Sylvain C.: La radio est très écoutée. Il y a des heures d’écoute précises, pour certaines rubriques et annonces, qui sont très attendues et que les gens écoutent systématiquement.  Mais les gens l’écoutent aussi dès qu’ils n’ont rien d’autre à faire, et se déplacent souvent avec leur radio… Même les enfants ont leur propre poste, du plus grand au plus petit!

J.N.: Les chrétiens aussi écoutent beaucoup la radio ! C’est un moyen de communication incontournable en Afrique. Il y a d’ailleurs un véritable foisonnement de chaînes. Mais il ne faut pas homogénéiser l’Afrique, car la situation est différente selon les pays. En République Démocratique du Congo par exemple, chaque Eglise a sa propre chaîne de radio, il y en a des dizaines! Elles sont contrôlées par le ministère de l’éducation et doivent lui montrer leurs programmes pour recevoir la permission de les passer… Par contre au Nigéria, la radio reste nationale, et il faut acheter des espaces de temps pour passer des programmes.

 

A-t-elle une influence directe dans la population?

N.T.: Pour les chrétiens, mais aussi les païens, les radios locales sont très utiles, car ils entendent prêcher dans leur propre dialecte. Dès qu’une radio chrétienne s’installe, les gens n’écoutent plus que ça!

J.N.: Au Nigeria, je travaille avec l’un des premiers pasteurs à avoir parlé à la radio, et c’est vrai qu’il a eu un grand impact. Ça aide à atteindre la multitude!

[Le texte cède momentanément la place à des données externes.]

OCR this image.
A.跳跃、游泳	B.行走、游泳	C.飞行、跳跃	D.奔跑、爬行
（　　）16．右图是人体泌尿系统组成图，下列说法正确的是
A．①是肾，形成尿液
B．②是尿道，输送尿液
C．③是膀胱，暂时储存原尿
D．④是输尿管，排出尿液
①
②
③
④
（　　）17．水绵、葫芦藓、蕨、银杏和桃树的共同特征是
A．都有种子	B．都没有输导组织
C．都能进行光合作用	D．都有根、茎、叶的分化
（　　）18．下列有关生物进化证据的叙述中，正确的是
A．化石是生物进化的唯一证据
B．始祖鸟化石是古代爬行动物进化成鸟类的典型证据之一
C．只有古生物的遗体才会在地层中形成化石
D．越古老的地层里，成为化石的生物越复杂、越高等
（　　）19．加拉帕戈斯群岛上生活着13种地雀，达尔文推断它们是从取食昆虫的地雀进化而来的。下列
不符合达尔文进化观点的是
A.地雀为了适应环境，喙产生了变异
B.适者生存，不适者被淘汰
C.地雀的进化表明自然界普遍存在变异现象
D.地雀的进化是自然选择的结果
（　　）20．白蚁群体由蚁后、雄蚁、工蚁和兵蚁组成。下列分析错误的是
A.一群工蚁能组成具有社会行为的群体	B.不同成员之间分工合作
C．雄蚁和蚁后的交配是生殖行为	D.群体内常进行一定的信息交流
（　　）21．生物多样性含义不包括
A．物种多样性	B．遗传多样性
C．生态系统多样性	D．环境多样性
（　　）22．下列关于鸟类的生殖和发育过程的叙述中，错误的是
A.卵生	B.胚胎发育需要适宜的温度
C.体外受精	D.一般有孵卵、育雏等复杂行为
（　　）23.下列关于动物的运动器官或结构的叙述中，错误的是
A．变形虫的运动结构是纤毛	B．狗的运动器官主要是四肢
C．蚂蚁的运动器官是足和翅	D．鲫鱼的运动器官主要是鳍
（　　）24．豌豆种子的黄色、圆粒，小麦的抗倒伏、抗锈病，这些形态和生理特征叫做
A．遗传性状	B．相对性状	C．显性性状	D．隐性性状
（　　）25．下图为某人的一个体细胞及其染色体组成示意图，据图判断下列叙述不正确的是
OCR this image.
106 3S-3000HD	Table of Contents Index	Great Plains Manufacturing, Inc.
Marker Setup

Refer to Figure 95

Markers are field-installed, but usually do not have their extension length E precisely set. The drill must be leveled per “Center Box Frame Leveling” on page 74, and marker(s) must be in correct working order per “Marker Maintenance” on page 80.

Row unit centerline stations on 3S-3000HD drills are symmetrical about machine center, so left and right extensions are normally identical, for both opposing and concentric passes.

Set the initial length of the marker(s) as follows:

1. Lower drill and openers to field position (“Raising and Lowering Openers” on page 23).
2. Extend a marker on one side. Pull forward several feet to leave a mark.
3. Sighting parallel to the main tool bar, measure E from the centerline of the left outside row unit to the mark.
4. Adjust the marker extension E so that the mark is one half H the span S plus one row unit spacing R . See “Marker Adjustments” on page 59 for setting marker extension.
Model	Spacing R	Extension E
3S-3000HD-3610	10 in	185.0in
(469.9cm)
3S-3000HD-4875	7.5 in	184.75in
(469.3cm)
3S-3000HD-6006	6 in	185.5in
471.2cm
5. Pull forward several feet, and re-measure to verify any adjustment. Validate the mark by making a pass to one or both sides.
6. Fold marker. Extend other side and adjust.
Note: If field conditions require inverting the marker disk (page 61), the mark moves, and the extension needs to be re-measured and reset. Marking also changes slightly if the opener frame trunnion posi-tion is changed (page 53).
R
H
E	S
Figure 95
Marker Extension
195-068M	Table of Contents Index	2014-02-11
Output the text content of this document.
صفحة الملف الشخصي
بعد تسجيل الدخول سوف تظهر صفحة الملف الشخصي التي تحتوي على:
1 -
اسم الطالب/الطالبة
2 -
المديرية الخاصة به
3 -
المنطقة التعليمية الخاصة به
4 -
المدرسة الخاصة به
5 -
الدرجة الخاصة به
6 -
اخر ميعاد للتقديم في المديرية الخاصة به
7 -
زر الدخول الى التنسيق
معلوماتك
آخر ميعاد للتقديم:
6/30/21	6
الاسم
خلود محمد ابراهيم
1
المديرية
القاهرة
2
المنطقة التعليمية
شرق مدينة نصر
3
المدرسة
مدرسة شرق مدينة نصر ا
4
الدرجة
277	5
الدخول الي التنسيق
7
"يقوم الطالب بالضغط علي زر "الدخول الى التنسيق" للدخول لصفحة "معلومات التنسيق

S.C.: Les hommes de Dieu sont très connus par leurs émissions, et les prédications à la radio ont un grand auditoire. C’est pour nous une opportunité que ce secteur se soit développé. Chaque Eglise devrait avoir une radio! Surtout que l’Etat nous aide à les mettre en place, et les favorise, du moment qu’on ne parle pas de politique… Beaucoup de gens viennent aux réunions après avoir entendu l’annonce passée à la radio. Cela fonctionne beaucoup mieux que de poser des affiches! De plus, nous n’avons pas la culture de la lecture comme vous, les Européens. Tout le monde ne peut pas lire la Bible facilement en Afrique, mais tous peuvent l’écouter!

N.T.: Oui : beaucoup de gens n’ont pas de lunettes, mais en auraient besoin. Comment lire alors? Et pour ceux qui n’ont pas été à l’école et ne savent donc pas lire?

S.C.: En effet, mieux vaut offrir une radio qu’un journal pour évangéliser !

 

Les musulmans sont-ils touchés aussi ?

S.C.: Oui, c’est aussi un très bon moyen pour évangéliser les musulmans, car ils peuvent écouter discrètement, hors du contrôle de l’islam…Nous avons ainsi vu  beaucoup de femmes de musulmans se convertir, ou encore des hommes très ancrés dans l’islam! Beaucoup d’inconvertis écoutent les radios chrétiennes chez eux, même s’ils ne le montrent pas dehors, et se convertissent…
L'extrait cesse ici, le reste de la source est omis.